1. Sport
  2. Fußball
  3. Bundesliga

Dortmund: Es sieht wieder nach Fußball aus

Dortmund : Es sieht wieder nach Fußball aus

Wenn es in diesen Tagen nicht unmoralisch wäre, im Zusammenhang mit der Fußball-Bundesliga Wetten anzubieten, könnte man einen ganz sicheren Tipp geben.

Borussia Mönchengladbach wird nicht absteigen in die Niederungen der Zweitklassigkeit!

Nimmt der Betrachter nur die beiden ersten Auftritte des Jahres gegen Bielefeld und in Dortmund als Maßstab, mag man ihm den Vorwurf machen, eine rosarote Brille zu tragen, nicht genügend Distanz zur Borussia zu wahren.

Es waren mäßige Leistungen: Recht sicher in der Abwehr, bis auf die erste Halbzeit beim 1:1 am Samstag in Dortmund gut gestaffelt im Mittelfeld, aber ohne Esprit nach vorne; erstklassiger Fußball sieht anders aus.

Und dennoch: Es scheint etwas zusammenzuwachsen, was für Furore sorgen kann. Die Qualität der von Trainer Dick Advocaat geforderten und von Sport-Direktor Christian Hochstätter verpflichteten Zugänge ist längst sichtbar. Es sieht wieder nach Fußball aus, was die Borussia auf dem Rasen präsentiert!

Der Chef heißt Thijs

Ein Griff in die Phrasen-Kiste sei erlaubt. „Natürlich ist noch nicht alles Gold, was glänzt”, sagt Torschütze Peer Kluge, einer der wenigen „Alt-Borussen”, die noch einen Stammplatz haben.

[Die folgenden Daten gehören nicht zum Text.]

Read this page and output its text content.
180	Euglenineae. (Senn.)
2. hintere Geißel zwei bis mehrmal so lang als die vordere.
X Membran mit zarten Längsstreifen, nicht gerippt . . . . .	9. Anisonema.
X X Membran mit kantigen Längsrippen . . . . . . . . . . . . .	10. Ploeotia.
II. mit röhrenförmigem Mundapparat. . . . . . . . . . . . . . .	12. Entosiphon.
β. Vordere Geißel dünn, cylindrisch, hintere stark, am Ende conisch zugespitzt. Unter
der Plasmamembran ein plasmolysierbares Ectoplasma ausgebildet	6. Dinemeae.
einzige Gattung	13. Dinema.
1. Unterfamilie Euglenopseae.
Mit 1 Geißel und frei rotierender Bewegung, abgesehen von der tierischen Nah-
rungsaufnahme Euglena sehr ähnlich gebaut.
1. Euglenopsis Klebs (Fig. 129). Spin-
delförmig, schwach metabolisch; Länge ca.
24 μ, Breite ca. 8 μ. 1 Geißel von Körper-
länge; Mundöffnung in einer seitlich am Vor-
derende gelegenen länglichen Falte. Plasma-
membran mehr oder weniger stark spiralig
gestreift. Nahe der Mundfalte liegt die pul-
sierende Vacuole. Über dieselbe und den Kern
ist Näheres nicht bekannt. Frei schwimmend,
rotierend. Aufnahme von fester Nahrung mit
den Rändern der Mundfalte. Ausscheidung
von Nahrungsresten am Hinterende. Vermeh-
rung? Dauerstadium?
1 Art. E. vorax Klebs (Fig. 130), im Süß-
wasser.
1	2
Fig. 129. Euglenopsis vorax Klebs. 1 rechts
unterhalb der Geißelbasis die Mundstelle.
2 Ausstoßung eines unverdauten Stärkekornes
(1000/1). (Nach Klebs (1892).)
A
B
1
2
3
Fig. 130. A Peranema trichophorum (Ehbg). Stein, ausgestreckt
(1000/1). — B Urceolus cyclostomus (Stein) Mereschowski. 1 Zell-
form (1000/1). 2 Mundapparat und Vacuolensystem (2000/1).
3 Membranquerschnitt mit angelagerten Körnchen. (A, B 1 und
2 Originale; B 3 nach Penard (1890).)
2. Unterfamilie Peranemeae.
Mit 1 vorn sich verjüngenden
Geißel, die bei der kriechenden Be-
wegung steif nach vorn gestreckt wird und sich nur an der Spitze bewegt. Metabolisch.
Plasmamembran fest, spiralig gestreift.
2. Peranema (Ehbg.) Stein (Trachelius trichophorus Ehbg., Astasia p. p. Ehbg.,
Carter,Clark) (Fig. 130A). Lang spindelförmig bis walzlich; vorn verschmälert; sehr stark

„In der Defensive stehen wir schon gut, und spielerisch werden wir noch besser”, weiß der von der linken auf die rechte Seite versetzte Mittelfeld-Akteur.

Kluge am nächsten auf dem Platz ist Bernd Thijs, der zentral vor der Abwehr schon jetzt der Chef im Team ist. Seine Spielweise, seine Körpersprache erinnern an den jungen Matthias Sammer - der Rotschopf sowieso. Der 26-jährige Belgier steht für die Qualität der neuen Borussia - auch wenn erst zwei Spiele der Rückrunde absolviert sind.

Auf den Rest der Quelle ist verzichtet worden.